Architect Thor Olav Solbjør doesn’t see wood as just another material choice, he sees it as a way to “communicate with the surroundings.” Tasked with building a 750-square-foot addition to a country home in Jar, Norway, set amid pine forests, his team at SAAHA turned to charred cedar, a traditional Japanese building material created with charcoal, to create a simple, striking extension.
A simple black box in many ways, the Ankersvingen Annex succeeds with its simplicity; it adds space without subtracting from the surroundings. “It was a really neat connection between the house and garden, which was totally lacking with the existing architecture,” says architect Thor Olav Solbjør of SAAHA. “We took the stunning views of the fjord as the starting point.”

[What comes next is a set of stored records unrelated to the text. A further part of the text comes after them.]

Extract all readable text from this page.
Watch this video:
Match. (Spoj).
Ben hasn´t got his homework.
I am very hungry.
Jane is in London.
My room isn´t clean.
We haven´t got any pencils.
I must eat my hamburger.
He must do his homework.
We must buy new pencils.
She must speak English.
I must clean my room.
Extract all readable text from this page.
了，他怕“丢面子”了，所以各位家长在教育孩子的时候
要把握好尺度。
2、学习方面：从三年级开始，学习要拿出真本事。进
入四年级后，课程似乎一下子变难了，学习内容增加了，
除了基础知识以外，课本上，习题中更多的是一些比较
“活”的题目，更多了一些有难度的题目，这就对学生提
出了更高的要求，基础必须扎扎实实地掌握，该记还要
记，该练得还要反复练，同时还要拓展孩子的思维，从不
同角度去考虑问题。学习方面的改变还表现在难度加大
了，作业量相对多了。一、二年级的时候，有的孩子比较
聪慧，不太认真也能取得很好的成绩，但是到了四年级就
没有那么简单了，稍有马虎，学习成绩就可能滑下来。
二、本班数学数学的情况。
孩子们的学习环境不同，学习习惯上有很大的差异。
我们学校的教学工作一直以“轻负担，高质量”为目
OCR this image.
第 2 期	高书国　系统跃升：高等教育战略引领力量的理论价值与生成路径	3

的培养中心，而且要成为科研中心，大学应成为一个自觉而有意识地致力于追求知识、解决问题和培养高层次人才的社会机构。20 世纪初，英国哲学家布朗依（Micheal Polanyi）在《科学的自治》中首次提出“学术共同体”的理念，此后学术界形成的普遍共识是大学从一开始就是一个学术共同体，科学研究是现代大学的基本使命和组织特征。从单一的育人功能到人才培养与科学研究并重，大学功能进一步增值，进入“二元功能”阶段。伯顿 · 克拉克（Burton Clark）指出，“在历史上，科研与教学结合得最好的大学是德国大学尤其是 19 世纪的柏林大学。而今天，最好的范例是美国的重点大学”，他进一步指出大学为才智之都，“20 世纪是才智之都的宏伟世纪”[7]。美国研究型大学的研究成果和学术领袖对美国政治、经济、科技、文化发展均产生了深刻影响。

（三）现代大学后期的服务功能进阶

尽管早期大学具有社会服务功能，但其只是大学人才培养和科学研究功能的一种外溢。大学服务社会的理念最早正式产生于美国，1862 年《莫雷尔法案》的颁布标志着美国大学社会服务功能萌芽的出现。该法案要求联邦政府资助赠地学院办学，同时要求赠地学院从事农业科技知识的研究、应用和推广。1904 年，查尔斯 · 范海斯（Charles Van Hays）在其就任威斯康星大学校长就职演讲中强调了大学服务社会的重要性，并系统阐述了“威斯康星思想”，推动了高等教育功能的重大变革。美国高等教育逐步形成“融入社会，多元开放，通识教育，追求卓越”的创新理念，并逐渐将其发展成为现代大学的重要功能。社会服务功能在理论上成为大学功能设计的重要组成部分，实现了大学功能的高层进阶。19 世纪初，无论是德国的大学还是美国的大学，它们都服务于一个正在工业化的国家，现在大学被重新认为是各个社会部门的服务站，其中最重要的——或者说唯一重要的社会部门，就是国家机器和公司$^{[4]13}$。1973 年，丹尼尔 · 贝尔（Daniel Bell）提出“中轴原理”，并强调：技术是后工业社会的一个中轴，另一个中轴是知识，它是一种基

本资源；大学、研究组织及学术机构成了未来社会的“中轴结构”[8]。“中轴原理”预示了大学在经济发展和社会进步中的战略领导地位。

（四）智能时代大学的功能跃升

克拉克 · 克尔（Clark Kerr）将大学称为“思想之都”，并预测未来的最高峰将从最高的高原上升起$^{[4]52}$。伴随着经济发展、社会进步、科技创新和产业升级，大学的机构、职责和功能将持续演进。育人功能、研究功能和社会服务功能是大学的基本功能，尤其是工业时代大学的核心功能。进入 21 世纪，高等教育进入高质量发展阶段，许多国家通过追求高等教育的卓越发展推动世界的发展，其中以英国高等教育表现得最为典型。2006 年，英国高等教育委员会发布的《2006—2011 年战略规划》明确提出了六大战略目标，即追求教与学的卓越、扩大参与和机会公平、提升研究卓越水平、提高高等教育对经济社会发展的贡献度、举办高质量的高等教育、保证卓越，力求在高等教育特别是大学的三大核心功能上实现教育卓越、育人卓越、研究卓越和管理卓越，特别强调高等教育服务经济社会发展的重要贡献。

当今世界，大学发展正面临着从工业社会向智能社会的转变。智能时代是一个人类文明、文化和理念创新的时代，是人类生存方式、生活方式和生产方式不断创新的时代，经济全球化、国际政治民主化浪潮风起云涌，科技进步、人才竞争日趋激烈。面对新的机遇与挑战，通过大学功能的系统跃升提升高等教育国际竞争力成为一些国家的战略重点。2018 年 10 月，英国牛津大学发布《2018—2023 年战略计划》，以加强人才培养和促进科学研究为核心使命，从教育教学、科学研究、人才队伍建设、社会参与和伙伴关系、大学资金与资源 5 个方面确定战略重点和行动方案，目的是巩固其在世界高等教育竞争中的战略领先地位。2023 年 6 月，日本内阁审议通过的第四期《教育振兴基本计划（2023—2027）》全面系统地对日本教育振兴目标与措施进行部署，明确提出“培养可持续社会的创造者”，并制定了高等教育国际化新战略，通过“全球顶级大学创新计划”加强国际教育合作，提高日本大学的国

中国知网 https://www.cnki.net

Solbjør and his team utilized traditional Japanese techniques to create the midnight-black cedar exterior. Leftover wood from the owner’s farm was charred with charcoal and then stained with ink to add additional depth and a rich tone.
The owners, a couple who work at home, clamored for more space with the new addition. Solbjør created dramatic entrances, such as these stone steps leading into the kitchen, to heighten the contrast between the old and new.
Warmed by the freestanding fireplace, the new living room picks up the visual theme of flat, horizontal lines found on the outside of the annex.
Architect Thor Olav Solbjør of SAAHA uses wood to communicate with the surroundings. When building out a 750-square-foot addition to a country home in Jar, Norway, set amid pine forests, his team used charred cedar, a traditional Japanese building material created with charcoal to develop a simple black box that adds space without taking away from the surroundings.
The airy new bathroom contains no traces of the somber exterior finish.
It was vital for Solbjør to highlight the home's expansive view of the Oslo fjord.